Did you hear the joke about the peanut butter? I’m not telling you. You might spread it!

Read more jokes.

Upcoming online events

If you know of any events other than those listed below, email me.

Newly announced events

Open Table are now offering free no waste cooking workshops on Thursday, 9th June, 5.30-6.15pm and Wednesday, 17th June, 6.30-7.15pm. Read more and register on EventBrite.

Dr Rachel Carey, lead of the Foodprint Melbourne research project, will be giving an online lecture entitled sustaining our food supply on Tuesday, 2nd June, 1.30-2pm. Read more details and book.

Maria Ciavarella is giving a series of free webinars on crop rotation & growing garlic (Wednesday, 3rd June, starting 12.30pm), making fast compost & growing asparagus (Wednesday, 10th June, starting 12.30pm) and winter pruning & dividing rhubarb (Wednesday, 17th June, starting 12.30pm).

This year the Melbourne Food and Wine Festival is online. It started on Monday, 25th May and will end on Saturday, 30th May. Read the program.
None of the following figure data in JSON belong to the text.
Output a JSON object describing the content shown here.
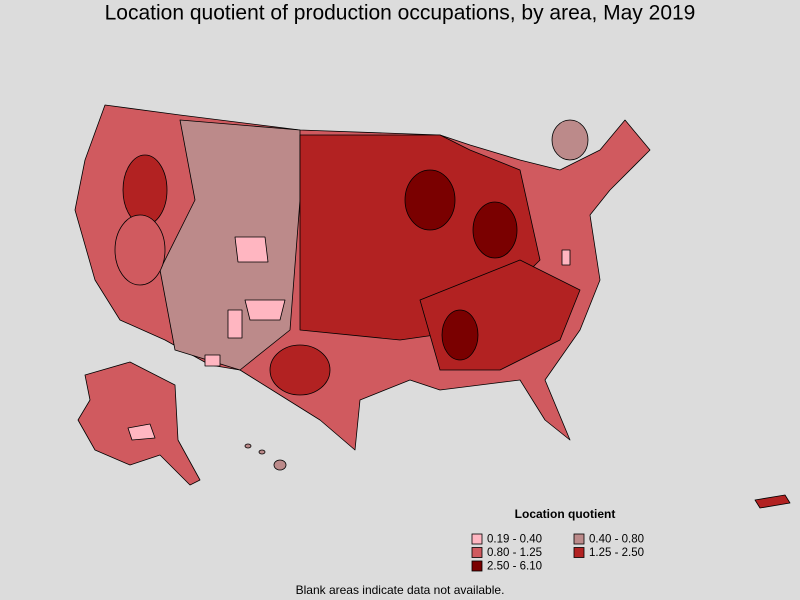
{
  "title": "Location quotient of production occupations, by area, May 2019",
  "legend": {
    "title": "Location quotient",
    "items": [
      {
        "label": "0.19 - 0.40",
        "color": "#ffb6c1"
      },
      {
        "label": "0.40 - 0.80",
        "color": "#bc8a8a"
      },
      {
        "label": "0.80 - 1.25",
        "color": "#d05a5f"
      },
      {
        "label": "1.25 - 2.50",
        "color": "#b22222"
      },
      {
        "label": "2.50 - 6.10",
        "color": "#7a0000"
      }
    ]
  },
  "footnote": "Blank areas indicate data not available."
}
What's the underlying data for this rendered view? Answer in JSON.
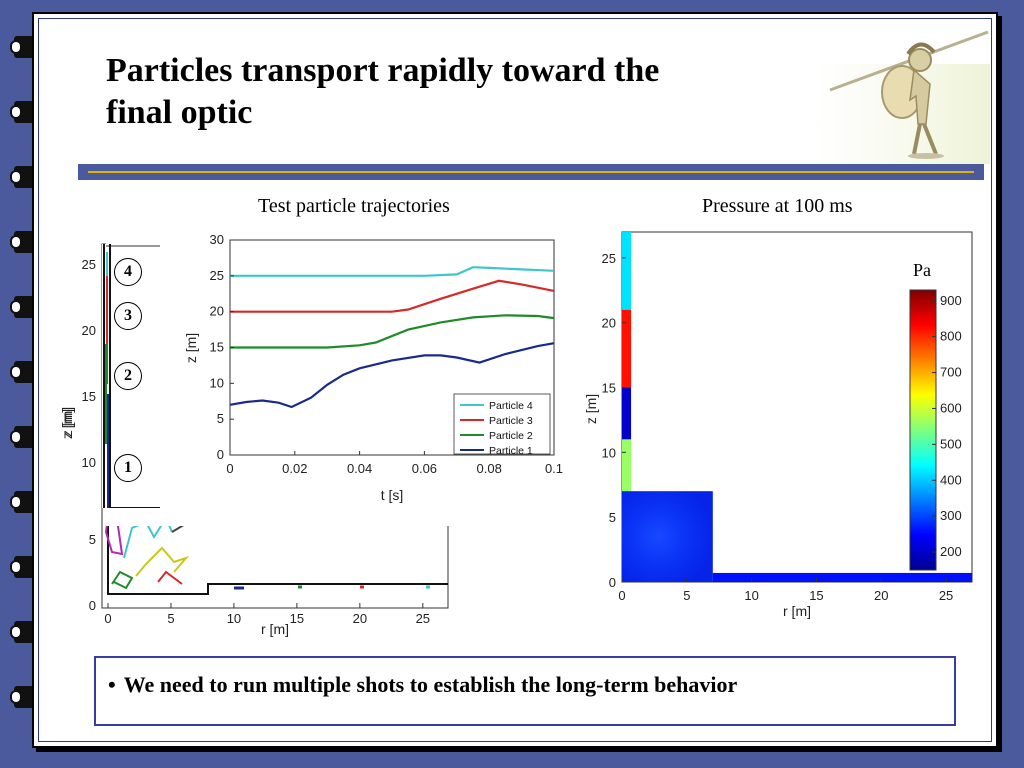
{
  "slide": {
    "title_line1": "Particles transport rapidly toward the",
    "title_line2": "final optic",
    "caption_left": "Test particle trajectories",
    "caption_right": "Pressure at 100 ms",
    "bullet_symbol": "•",
    "bullet_text": "We need to run multiple shots to establish the long-term behavior",
    "mascot_icon": "spartan-warrior-icon"
  },
  "colors": {
    "background": "#4a5a9c",
    "title_bar": "#4a5a9c",
    "title_rule": "#e0b400",
    "particle_4": "#3fc6c8",
    "particle_3": "#d62a2a",
    "particle_2": "#1f8a2a",
    "particle_1": "#1a2a8c"
  },
  "geometry_plot": {
    "xlabel": "r [m]",
    "ylabel": "z [m]",
    "x_ticks": [
      "0",
      "5",
      "10",
      "15",
      "20",
      "25"
    ],
    "y_ticks": [
      "0",
      "5",
      "10",
      "15",
      "20",
      "25"
    ],
    "markers": [
      "4",
      "3",
      "2",
      "1"
    ]
  },
  "chart_data": [
    {
      "type": "line",
      "title": "Test particle trajectories",
      "xlabel": "t [s]",
      "ylabel": "z [m]",
      "xlim": [
        0,
        0.1
      ],
      "ylim": [
        0,
        30
      ],
      "x_ticks": [
        "0",
        "0.02",
        "0.04",
        "0.06",
        "0.08",
        "0.1"
      ],
      "y_ticks": [
        "0",
        "5",
        "10",
        "15",
        "20",
        "25",
        "30"
      ],
      "legend_position": "bottom-right",
      "grid": false,
      "series": [
        {
          "name": "Particle 4",
          "color": "#3fc6c8",
          "x": [
            0,
            0.02,
            0.04,
            0.06,
            0.07,
            0.075,
            0.08,
            0.09,
            0.1
          ],
          "y": [
            25,
            25,
            25,
            25,
            25.2,
            26.2,
            26.1,
            25.9,
            25.7
          ]
        },
        {
          "name": "Particle 3",
          "color": "#d62a2a",
          "x": [
            0,
            0.02,
            0.04,
            0.05,
            0.055,
            0.065,
            0.075,
            0.083,
            0.09,
            0.1
          ],
          "y": [
            20,
            20,
            20,
            20,
            20.3,
            21.8,
            23.2,
            24.3,
            23.8,
            22.9
          ]
        },
        {
          "name": "Particle 2",
          "color": "#1f8a2a",
          "x": [
            0,
            0.02,
            0.03,
            0.04,
            0.045,
            0.055,
            0.065,
            0.075,
            0.085,
            0.095,
            0.1
          ],
          "y": [
            15,
            15,
            15,
            15.3,
            15.7,
            17.5,
            18.5,
            19.2,
            19.5,
            19.4,
            19.1
          ]
        },
        {
          "name": "Particle 1",
          "color": "#1a2a8c",
          "x": [
            0,
            0.005,
            0.01,
            0.015,
            0.019,
            0.025,
            0.03,
            0.035,
            0.04,
            0.05,
            0.06,
            0.065,
            0.07,
            0.077,
            0.085,
            0.095,
            0.1
          ],
          "y": [
            7,
            7.4,
            7.6,
            7.3,
            6.7,
            8,
            9.8,
            11.2,
            12.1,
            13.2,
            13.9,
            13.9,
            13.6,
            12.9,
            14.1,
            15.2,
            15.6
          ]
        }
      ]
    },
    {
      "type": "heatmap",
      "title": "Pressure at 100 ms",
      "xlabel": "r [m]",
      "ylabel": "z [m]",
      "xlim": [
        0,
        27
      ],
      "ylim": [
        0,
        27
      ],
      "x_ticks": [
        "0",
        "5",
        "10",
        "15",
        "20",
        "25"
      ],
      "y_ticks": [
        "0",
        "5",
        "10",
        "15",
        "20",
        "25"
      ],
      "colorbar_label": "Pa",
      "colorbar_range": [
        150,
        930
      ],
      "colorbar_ticks": [
        "200",
        "300",
        "400",
        "500",
        "600",
        "700",
        "800",
        "900"
      ],
      "regions": [
        {
          "name": "column-top",
          "r": [
            0,
            0.7
          ],
          "z": [
            21,
            27
          ],
          "pressure": 420
        },
        {
          "name": "column-upper",
          "r": [
            0,
            0.7
          ],
          "z": [
            15,
            21
          ],
          "pressure": 820
        },
        {
          "name": "column-mid",
          "r": [
            0,
            0.7
          ],
          "z": [
            11,
            15
          ],
          "pressure": 200
        },
        {
          "name": "column-lower",
          "r": [
            0,
            0.7
          ],
          "z": [
            7,
            11
          ],
          "pressure": 560
        },
        {
          "name": "chamber",
          "r": [
            0,
            7
          ],
          "z": [
            0,
            7
          ],
          "pressure": 270
        },
        {
          "name": "beam-duct",
          "r": [
            7,
            27
          ],
          "z": [
            0,
            0.7
          ],
          "pressure": 260
        }
      ]
    }
  ]
}
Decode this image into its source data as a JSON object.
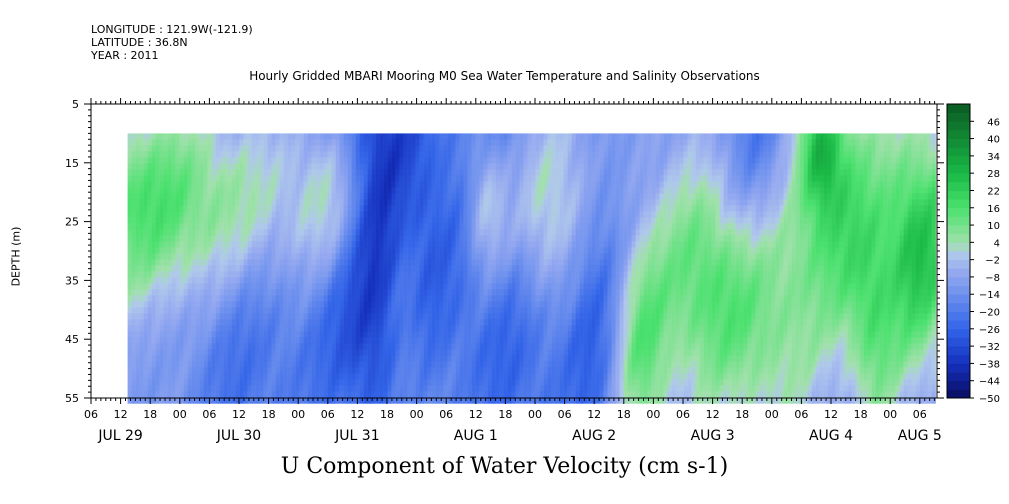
{
  "header": {
    "longitude": "LONGITUDE : 121.9W(-121.9)",
    "latitude": "LATITUDE : 36.8N",
    "year": "YEAR : 2011"
  },
  "chart_data": {
    "type": "heatmap",
    "title": "Hourly Gridded MBARI Mooring M0 Sea Water Temperature and Salinity Observations",
    "variable_title": "U Component of Water Velocity (cm s-1)",
    "ylabel": "DEPTH (m)",
    "y_ticks": [
      5,
      15,
      25,
      35,
      45,
      55
    ],
    "ylim": [
      55,
      5
    ],
    "data_depth_range": [
      10,
      55
    ],
    "x_hour_ticks": [
      "06",
      "12",
      "18",
      "00",
      "06",
      "12",
      "18",
      "00",
      "06",
      "12",
      "18",
      "00",
      "06",
      "12",
      "18",
      "00",
      "06",
      "12",
      "18",
      "00",
      "06",
      "12",
      "18",
      "00",
      "06",
      "12",
      "18",
      "00",
      "06",
      "12",
      "18",
      "00",
      "06"
    ],
    "x_date_labels": [
      {
        "label": "JUL 29",
        "tick_index": 1
      },
      {
        "label": "JUL 30",
        "tick_index": 5
      },
      {
        "label": "JUL 31",
        "tick_index": 9
      },
      {
        "label": "AUG  1",
        "tick_index": 13
      },
      {
        "label": "AUG  2",
        "tick_index": 17
      },
      {
        "label": "AUG  3",
        "tick_index": 21
      },
      {
        "label": "AUG  4",
        "tick_index": 25
      },
      {
        "label": "AUG  5",
        "tick_index": 28
      }
    ],
    "data_start_tick_index": 1,
    "data_end_tick_index": 32.5,
    "colorbar_labels": [
      46,
      40,
      34,
      28,
      22,
      16,
      10,
      4,
      -2,
      -8,
      -14,
      -20,
      -26,
      -32,
      -38,
      -44,
      -50
    ],
    "colorbar_range": [
      -50,
      52
    ],
    "colors": {
      "strong_negative": "#0b1b7a",
      "mid_negative": "#3f6fe8",
      "weak_negative": "#9ab0f0",
      "near_zero": "#a8d8a8",
      "positive": "#33d65e",
      "strong_positive": "#0b5e23"
    },
    "grid": false
  }
}
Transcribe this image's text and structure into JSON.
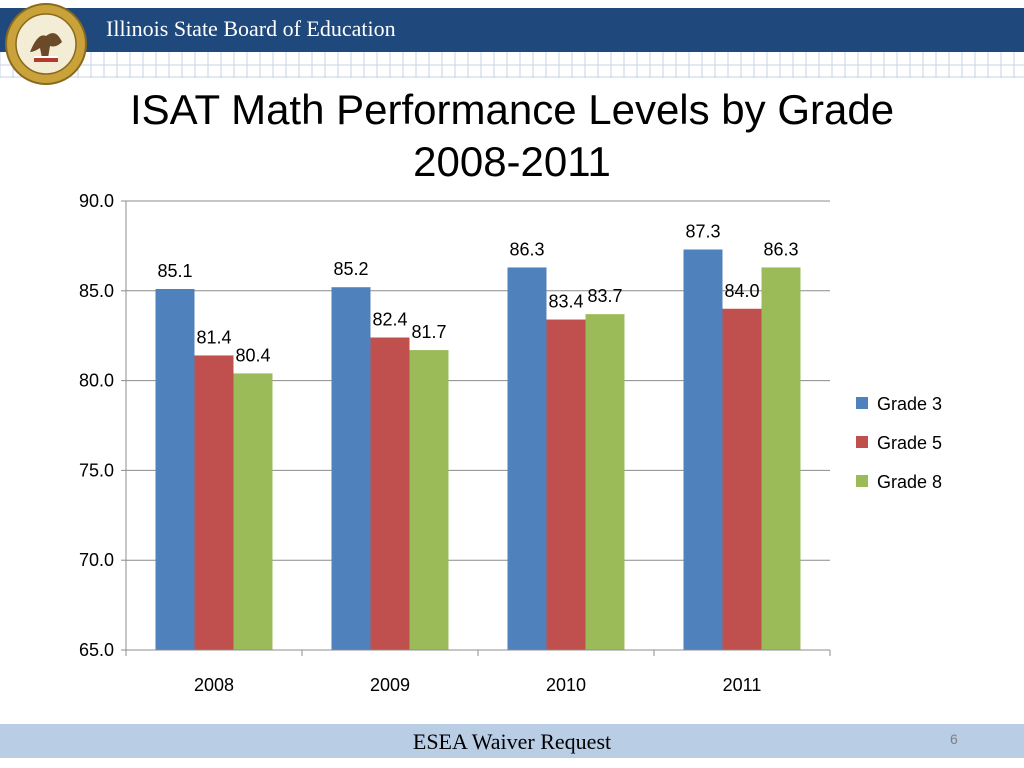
{
  "header": {
    "organization": "Illinois State Board of Education"
  },
  "seal": {
    "text": "SEAL OF THE STATE OF ILLINOIS AUG. 26TH 1818"
  },
  "slide": {
    "title_line1": "ISAT Math Performance Levels by Grade",
    "title_line2": "2008-2011"
  },
  "footer": {
    "text": "ESEA Waiver Request",
    "page_number": "6"
  },
  "chart_data": {
    "type": "bar",
    "categories": [
      "2008",
      "2009",
      "2010",
      "2011"
    ],
    "series": [
      {
        "name": "Grade 3",
        "color": "#4f81bd",
        "values": [
          85.1,
          85.2,
          86.3,
          87.3
        ],
        "labels": [
          "85.1",
          "85.2",
          "86.3",
          "87.3"
        ]
      },
      {
        "name": "Grade 5",
        "color": "#c0504d",
        "values": [
          81.4,
          82.4,
          83.4,
          84.0
        ],
        "labels": [
          "81.4",
          "82.4",
          "83.4",
          "84.0"
        ]
      },
      {
        "name": "Grade 8",
        "color": "#9bbb59",
        "values": [
          80.4,
          81.7,
          83.7,
          86.3
        ],
        "labels": [
          "80.4",
          "81.7",
          "83.7",
          "86.3"
        ]
      }
    ],
    "ylim": [
      65.0,
      90.0
    ],
    "yticks": [
      "65.0",
      "70.0",
      "75.0",
      "80.0",
      "85.0",
      "90.0"
    ],
    "grid": true,
    "legend": "right"
  }
}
Previously announced events

Bullen Art and Garden Nursery (BAAG) are now holding weekly classes online on a variety of subjects. The next classes are on pest control with companion planting (Saturday, 30th May, 10.30-11.30am), growing fruit & veggies in small spaces (Saturday, 30th May, 1.30-2.30pm) and compost & worms (Saturday, 30th May, 3.30-4.30pm). $20 per class. Book online at WeTeachMe.

Darebin Council and 3000acres are holding free, online gardening videos every Tuesday at 3pm on the 3000acres Facebook page.

Open Table are now offering their weekly no waste cook club workshops free and online on Saturdays. As well as cooking (which is actually optional), you will learn about food waste and composting. Register on EventBrite.

Sustainable Macleod are producing a series of videos entitled growing tips starring our very own Robin Gale-Baker.

Whitehorse Council are publishing on their Youtube channel a video each Monday at 9am on various aspects of sustainability, including bee hotels (on 15th June) and beeswax wraps (on 22nd June).

CERES have moved some of their classes online.

Newsletter reader Chloe Thomson is doing free, weekly podcasts on gardening for Bunnings.

Pip Magazine (some of whose journalists live in North East Melbourne) are producing a series of videos entitled simple skills for self sufficiency.

Formidable Vegetable are producing a series of videos entitled ‘grow-vid-19’ permaculture pandemic.

Good Life Permaculture are producing a series of videos entitled crisis gardening.

All The Dirt is a weekly podcast about gardening.